Getting More for the Health Reform Budget

The Health Council of Canada issued an assessment of health-care reform earlier this month, and it wasn’t encouraging.

Despite tens of billions of additional federal dollars being allocated to the provinces, access and outcomes remain substandard, and few meaningful reforms have been made. Waiting lists have been shortened for a selected few specialties and procedures, but in general we lag behind European states on a number of indicators.

If the provincial health ministries continue to receive these massive health-care bailouts, as they are scheduled to do for another five years at least, they ought to pledge the money to specific programs that will better serve Canadians, and lead to lasting structural reform.

Here are three suggestions:

Pay hospitals for performance.

Canada is one of the last countries still using block funding, in which a hospital budget is not tied to the number of procedures carry out in the institution, or the number of people cared for. Block funding is the root cause of waiting lists. Hospital administrators are effectively given incentives for rationing care, since every patient treated represents a loss of revenue, and not a source of income.

Allocating federal money to hospitals based on an appropriate fee for each test, therapy or procedure would mean more people would get treated more promptly.

The benefits of ending block funding are manifold, as fewer people would suffer the mental and physical distress waiting for a diagnosis or treatment.

Politically, ending waiting lists would be a tremendous accomplishment. And the best course of action in medical terms is also good for the bottom line, as well as for the number of Canadians whose conditions worsen as they wait, requiring more expensive treatment down the road.

It would also reduce the number of people unable to function normally because of undiagnosed or untreated problems.

Provide easier access to pharmaceuticals.

Only 38 per cent of total pharmaceutical spending in Canada is subsidized, compared with more than 90 per cent in France, Germany, Italy, Spain, Switzerland and the UK.

As our population ages, Canadians will increasingly become dependent on pharmaceuticals to manage chronic disease. This problem will be compounded as retirees leave the workforce, and their drug costs are no longer subsidized by supplemental insurance provided by their employers.

The appropriate use of pharmaceuticals is crucial to good medical outcomes. Mental illness can increasingly be managed by medication, which makes a striking difference in the quality of life enjoyed by these patients.

New drugs that fight hypertension and heart disease extend lives. Not so long ago such a diagnosis meant a greatly reduced lifespan. Other pharmaceutical breakthroughs are leading to progress in the fight against cancer, arthritis and many other diseases that debilitate or kill. Lives often depend on reliable access to drugs, and so does quality of life for even more people.

Boosting the use of the right medications makes good economic sense, too. The Canadian Health Care Consensus Group, whose mandate is to offer real solutions that result in better health care for Canadians, found that every dollar spent on drugs reduced other costs to the health-care system by $2.65.

In Canada, 70 per cent of patients with hypertension and 60 per cent of those with asthma (two common chronic conditions) did not have their disease properly under control.

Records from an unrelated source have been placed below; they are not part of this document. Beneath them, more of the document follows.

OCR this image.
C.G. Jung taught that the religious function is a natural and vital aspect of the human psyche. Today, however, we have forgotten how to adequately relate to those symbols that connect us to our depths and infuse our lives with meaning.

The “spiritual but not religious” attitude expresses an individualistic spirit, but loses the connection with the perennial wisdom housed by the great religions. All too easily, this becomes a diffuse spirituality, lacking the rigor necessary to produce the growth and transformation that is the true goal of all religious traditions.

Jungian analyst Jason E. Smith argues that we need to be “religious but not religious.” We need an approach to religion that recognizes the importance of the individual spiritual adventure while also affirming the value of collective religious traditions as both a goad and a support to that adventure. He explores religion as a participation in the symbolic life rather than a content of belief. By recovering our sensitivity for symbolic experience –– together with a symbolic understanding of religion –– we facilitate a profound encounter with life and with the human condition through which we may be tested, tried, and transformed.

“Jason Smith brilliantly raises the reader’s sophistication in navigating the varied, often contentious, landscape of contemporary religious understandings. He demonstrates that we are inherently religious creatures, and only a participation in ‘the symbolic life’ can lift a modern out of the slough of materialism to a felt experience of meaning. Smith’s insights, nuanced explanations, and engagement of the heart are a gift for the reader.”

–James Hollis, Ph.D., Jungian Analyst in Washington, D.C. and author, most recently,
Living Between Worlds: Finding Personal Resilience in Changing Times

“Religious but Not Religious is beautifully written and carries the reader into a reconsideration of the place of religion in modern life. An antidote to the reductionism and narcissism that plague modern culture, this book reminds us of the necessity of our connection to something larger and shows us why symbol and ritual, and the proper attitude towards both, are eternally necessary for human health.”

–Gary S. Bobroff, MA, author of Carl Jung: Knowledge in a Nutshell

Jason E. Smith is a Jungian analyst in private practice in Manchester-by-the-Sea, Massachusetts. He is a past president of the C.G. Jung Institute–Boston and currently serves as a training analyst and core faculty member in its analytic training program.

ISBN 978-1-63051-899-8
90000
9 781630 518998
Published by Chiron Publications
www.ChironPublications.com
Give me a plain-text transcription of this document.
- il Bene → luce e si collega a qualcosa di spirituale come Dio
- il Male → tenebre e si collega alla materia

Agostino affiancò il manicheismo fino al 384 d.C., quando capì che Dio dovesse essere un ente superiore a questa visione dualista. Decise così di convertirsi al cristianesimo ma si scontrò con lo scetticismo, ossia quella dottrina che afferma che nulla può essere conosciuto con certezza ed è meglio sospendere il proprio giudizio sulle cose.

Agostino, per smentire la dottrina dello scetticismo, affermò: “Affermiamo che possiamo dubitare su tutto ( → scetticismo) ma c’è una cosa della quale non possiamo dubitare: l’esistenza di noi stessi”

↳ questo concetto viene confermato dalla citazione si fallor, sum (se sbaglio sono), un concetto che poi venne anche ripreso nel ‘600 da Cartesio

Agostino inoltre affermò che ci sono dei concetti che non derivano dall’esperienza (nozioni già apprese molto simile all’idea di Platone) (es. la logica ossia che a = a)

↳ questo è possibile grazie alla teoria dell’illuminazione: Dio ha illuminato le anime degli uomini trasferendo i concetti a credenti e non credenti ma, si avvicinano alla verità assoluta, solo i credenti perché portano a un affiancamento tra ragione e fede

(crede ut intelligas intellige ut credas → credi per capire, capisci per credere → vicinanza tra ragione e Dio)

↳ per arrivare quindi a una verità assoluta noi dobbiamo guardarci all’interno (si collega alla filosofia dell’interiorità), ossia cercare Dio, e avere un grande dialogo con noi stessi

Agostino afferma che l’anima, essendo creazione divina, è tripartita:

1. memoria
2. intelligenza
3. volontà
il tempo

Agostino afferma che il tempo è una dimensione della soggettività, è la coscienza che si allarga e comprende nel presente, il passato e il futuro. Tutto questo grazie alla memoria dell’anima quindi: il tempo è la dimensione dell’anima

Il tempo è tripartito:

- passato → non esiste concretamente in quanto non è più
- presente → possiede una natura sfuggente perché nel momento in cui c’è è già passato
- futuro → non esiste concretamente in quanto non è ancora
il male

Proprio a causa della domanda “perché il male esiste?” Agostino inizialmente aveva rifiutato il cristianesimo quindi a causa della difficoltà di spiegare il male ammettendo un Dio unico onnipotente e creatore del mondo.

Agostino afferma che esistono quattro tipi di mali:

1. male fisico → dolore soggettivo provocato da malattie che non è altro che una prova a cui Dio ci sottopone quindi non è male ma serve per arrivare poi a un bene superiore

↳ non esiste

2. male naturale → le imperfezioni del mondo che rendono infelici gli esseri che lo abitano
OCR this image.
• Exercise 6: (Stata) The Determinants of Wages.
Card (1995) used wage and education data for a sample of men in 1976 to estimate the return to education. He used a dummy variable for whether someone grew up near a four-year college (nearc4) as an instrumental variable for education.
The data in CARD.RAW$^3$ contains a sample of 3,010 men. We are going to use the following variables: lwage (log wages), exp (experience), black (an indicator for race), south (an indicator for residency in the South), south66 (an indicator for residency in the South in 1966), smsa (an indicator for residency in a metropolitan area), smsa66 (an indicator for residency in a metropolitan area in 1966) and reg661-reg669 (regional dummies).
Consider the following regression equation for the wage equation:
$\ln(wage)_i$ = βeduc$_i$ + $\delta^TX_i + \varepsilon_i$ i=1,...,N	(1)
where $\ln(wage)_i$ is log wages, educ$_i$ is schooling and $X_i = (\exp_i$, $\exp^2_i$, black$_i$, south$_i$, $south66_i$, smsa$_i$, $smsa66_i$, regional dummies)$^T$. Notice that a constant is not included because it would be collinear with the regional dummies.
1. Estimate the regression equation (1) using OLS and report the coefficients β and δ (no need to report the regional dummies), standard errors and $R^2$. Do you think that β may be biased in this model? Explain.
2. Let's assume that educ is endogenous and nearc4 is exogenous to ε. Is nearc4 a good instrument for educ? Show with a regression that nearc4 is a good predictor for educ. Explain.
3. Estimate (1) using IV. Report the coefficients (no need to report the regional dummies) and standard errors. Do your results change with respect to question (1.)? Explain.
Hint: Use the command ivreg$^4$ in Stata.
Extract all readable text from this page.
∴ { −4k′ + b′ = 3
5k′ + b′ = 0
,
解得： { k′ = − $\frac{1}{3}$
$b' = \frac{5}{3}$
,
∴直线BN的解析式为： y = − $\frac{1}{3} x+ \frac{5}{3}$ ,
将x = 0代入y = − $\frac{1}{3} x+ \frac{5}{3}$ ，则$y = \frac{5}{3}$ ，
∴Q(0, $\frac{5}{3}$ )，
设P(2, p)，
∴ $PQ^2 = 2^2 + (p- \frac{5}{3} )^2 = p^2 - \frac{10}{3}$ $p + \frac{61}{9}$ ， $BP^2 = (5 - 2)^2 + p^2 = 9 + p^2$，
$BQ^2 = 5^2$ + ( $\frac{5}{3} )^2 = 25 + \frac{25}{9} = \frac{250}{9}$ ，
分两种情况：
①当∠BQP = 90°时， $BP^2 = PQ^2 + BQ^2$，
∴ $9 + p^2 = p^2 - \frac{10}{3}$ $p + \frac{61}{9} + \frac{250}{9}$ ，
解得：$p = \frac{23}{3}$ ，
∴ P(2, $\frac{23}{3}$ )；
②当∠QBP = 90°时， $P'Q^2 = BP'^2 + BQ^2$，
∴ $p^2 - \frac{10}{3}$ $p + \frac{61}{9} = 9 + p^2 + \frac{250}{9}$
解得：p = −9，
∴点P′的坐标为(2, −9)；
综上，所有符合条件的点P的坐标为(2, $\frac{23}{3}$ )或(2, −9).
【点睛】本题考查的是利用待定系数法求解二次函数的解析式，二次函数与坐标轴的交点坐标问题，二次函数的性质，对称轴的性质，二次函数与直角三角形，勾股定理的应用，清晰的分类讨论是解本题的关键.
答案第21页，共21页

While the necessary drugs can be expensive, every $3 spent on asthma medication saves $17 in emergency room costs.

If provinces use their federal health-care supplements to make drugs more affordable for all Canadians, they will not only see improved outcomes and quality of life for those with chronic diseases, but also savings in other areas.

But using this additional money to pay for more drugs, more diagnostic procedures, and more treatments will only help Canadians in the short term. Lasting and sustainable change will require reorienting the delivery of medicine in Canada away from its traditional focus on providers and administrators, and towards health-care consumers.

Re-orient the delivery of medicine toward health-care consumers

The strongest health-care systems in Europe are decentralized, allowing individuals to choose their providers and to determine the level of health coverage they want, and providing them with alternatives in the private sector and in neighbouring regions if the local public provider proves inadequate.

Investing in a new model for health care, and making the transition toward a flexible, responsive system in which the government regulates health care, and otherwise empowers patients to have as much freedom as possible, is the third priority for provinces to consider in spending their increased health-care transfers.

It is this step that might one day obviate the need to go to the federal government, cap in hand, asking for yet more money to fix health care.